Just not going to agree with what you’re having an issue with here. It all stems from the idea, “treat others the way they want to be treated, as long as that treatment doesn’t interfere with the fundamental requests of others that are universal to the human experience.” Such as, if person A wants to go into a boxing ring and work out their stress for the day, that’s fine as long as there is someone volunteering to enter that ring with them. They have no right to force that request on anyone else.
I really don’t see where you’re not getting this. A “right” to me is the universal common request of a species that transverses any group identity and time period. Such as wanting to live, wanting community, wanting safety, etc. We draw a line in the sand for those “wants” and demand that they be taken as a “right”. How else do you learn what a “right” is from someone without asking them? You just assume that it comes from a list from a deity? or just that you know what your rights are so you assume they are the same rights for everyone else?

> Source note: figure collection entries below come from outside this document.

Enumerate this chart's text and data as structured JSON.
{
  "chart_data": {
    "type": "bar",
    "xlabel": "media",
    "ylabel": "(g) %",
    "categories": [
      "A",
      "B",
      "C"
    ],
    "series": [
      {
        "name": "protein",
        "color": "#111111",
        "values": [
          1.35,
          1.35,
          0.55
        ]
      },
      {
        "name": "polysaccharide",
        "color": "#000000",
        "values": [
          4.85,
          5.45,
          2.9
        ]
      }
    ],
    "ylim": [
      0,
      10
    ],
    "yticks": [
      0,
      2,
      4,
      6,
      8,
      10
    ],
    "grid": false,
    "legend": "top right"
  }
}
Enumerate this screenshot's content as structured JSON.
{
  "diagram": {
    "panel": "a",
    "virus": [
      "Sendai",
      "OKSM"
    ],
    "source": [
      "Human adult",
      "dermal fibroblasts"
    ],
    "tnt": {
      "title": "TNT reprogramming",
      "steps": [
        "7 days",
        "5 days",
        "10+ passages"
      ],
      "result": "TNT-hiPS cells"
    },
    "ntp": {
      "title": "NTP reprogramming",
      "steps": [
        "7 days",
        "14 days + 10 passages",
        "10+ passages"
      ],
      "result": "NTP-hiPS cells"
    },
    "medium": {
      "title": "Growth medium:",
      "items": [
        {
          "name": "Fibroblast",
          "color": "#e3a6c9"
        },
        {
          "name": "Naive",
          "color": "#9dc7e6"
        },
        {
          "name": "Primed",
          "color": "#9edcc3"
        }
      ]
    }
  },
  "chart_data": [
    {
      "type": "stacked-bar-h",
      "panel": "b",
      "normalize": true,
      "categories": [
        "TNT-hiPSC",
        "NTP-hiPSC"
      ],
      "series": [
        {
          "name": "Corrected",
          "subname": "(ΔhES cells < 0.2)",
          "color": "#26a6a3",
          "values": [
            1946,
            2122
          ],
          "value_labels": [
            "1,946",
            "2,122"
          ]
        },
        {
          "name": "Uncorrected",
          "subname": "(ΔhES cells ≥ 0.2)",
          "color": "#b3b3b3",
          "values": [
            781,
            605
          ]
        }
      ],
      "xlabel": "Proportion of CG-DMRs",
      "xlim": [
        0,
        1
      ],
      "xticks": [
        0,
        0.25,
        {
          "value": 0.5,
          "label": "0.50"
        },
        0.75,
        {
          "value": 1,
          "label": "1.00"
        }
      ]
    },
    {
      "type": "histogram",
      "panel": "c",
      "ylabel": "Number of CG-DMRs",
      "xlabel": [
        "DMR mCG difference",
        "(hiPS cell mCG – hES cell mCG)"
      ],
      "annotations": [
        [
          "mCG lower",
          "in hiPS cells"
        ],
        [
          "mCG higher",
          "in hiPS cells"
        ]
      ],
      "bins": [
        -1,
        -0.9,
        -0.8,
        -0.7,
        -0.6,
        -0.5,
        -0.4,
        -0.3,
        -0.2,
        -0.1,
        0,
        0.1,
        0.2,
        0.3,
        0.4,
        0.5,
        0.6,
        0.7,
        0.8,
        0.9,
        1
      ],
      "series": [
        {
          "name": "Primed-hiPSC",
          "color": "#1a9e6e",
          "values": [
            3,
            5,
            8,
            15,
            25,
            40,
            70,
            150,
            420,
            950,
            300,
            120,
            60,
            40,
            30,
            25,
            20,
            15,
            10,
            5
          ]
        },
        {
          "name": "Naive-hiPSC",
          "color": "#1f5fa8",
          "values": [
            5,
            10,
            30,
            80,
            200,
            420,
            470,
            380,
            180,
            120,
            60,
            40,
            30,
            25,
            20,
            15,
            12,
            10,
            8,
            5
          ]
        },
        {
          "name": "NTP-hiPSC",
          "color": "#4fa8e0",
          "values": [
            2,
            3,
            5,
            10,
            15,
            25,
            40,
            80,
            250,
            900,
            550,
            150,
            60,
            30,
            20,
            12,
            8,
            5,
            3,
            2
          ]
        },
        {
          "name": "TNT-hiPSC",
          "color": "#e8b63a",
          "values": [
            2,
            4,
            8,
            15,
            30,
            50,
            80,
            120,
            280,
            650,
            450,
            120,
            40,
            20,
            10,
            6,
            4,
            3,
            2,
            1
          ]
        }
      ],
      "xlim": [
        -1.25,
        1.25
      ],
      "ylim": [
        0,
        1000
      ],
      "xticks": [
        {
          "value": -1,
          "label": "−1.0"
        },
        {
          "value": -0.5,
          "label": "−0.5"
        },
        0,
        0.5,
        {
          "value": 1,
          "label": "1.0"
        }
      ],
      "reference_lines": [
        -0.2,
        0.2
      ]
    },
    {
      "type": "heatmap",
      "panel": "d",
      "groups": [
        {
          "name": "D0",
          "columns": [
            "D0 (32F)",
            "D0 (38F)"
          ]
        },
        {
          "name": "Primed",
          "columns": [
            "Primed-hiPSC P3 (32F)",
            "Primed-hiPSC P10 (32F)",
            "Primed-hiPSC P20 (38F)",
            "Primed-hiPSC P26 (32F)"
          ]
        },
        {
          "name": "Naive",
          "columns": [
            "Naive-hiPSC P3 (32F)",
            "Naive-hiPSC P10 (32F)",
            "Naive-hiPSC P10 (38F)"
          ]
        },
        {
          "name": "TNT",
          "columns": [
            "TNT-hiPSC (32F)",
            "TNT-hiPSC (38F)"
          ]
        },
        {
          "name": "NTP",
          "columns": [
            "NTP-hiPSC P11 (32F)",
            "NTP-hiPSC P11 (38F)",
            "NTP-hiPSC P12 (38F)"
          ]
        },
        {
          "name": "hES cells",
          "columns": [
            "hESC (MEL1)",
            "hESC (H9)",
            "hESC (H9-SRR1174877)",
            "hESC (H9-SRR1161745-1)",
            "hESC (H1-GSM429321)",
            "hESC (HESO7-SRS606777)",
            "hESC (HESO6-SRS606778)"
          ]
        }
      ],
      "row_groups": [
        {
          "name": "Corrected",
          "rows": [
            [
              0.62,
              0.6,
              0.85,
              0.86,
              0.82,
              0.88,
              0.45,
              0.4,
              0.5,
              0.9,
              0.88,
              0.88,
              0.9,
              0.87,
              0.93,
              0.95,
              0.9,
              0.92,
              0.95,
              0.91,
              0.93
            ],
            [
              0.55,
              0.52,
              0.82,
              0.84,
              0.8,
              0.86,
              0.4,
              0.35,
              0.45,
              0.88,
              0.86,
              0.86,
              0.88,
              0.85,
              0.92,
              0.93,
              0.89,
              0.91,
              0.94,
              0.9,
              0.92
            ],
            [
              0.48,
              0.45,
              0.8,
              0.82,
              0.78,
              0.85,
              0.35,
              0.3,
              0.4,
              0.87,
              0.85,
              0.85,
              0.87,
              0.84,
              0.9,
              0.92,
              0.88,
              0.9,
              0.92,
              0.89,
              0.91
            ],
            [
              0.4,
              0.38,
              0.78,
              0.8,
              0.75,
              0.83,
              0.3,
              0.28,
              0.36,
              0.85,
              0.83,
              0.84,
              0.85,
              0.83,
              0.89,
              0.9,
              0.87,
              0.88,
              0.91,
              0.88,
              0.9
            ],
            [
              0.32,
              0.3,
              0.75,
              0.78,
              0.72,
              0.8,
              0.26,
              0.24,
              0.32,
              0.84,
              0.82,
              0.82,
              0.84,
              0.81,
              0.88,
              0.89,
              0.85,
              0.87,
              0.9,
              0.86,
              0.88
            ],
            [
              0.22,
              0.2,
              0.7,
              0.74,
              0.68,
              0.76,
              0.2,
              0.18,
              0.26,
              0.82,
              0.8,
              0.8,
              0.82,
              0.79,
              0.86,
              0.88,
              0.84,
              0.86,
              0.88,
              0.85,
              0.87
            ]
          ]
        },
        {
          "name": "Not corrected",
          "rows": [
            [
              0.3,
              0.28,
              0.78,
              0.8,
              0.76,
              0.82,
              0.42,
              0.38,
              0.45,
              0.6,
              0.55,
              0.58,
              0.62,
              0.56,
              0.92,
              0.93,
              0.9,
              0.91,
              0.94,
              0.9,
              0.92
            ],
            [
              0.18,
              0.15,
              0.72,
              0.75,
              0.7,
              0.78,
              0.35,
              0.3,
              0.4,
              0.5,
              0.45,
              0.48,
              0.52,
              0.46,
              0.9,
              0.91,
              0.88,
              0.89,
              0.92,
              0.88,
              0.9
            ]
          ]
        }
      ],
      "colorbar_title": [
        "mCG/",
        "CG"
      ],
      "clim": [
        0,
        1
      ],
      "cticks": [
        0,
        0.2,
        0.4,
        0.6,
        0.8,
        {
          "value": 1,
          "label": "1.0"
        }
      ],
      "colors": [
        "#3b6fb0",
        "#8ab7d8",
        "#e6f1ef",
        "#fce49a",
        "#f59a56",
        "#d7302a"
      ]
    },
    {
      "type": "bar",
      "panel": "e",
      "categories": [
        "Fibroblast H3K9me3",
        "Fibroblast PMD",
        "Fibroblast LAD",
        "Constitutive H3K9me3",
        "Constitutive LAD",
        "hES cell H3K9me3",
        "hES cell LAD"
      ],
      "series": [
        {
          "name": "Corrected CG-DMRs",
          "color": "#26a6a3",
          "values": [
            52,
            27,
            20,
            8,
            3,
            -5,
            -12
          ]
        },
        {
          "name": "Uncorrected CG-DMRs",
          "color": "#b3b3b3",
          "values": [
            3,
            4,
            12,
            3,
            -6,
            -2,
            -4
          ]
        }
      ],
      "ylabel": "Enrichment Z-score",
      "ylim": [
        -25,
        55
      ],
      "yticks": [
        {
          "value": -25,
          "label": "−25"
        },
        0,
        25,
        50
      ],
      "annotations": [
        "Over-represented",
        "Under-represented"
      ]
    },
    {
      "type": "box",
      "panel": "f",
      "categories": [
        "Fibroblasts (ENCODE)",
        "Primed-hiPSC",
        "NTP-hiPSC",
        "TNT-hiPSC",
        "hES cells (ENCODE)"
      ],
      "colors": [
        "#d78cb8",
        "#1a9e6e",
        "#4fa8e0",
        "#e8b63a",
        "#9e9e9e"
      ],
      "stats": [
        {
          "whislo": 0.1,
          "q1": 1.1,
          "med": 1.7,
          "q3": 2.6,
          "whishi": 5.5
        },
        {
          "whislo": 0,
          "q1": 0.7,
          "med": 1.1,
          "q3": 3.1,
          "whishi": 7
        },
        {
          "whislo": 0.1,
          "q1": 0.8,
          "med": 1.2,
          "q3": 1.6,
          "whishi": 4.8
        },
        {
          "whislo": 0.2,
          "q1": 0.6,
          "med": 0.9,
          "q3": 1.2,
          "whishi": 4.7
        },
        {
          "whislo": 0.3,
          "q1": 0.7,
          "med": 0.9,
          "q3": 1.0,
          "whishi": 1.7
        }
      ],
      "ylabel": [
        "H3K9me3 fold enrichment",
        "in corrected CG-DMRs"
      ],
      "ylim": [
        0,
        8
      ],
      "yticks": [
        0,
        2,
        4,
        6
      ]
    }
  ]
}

Slavery interferes with the rights of other people, just that culture A has a different understanding of the hierarchy of these rights than culture B. But neither culture denies that these are rights that everyone desires. So the pro-slave culture tries to dehumanize the people they enslave so that they can claim to not have to apply human rights to these humans. “They’re not human but sub-human.”, etc. Or “my slave, my right.” response that the religious genital mutilation community uses on boys and girls still today. We can understand where they have their hierarchy of rights wrong and have discourse about why we believe they have it wrong. Because you can’t know your list is wrong if you live in an echo chamber. But if they still don’t change, then force is required to make the change.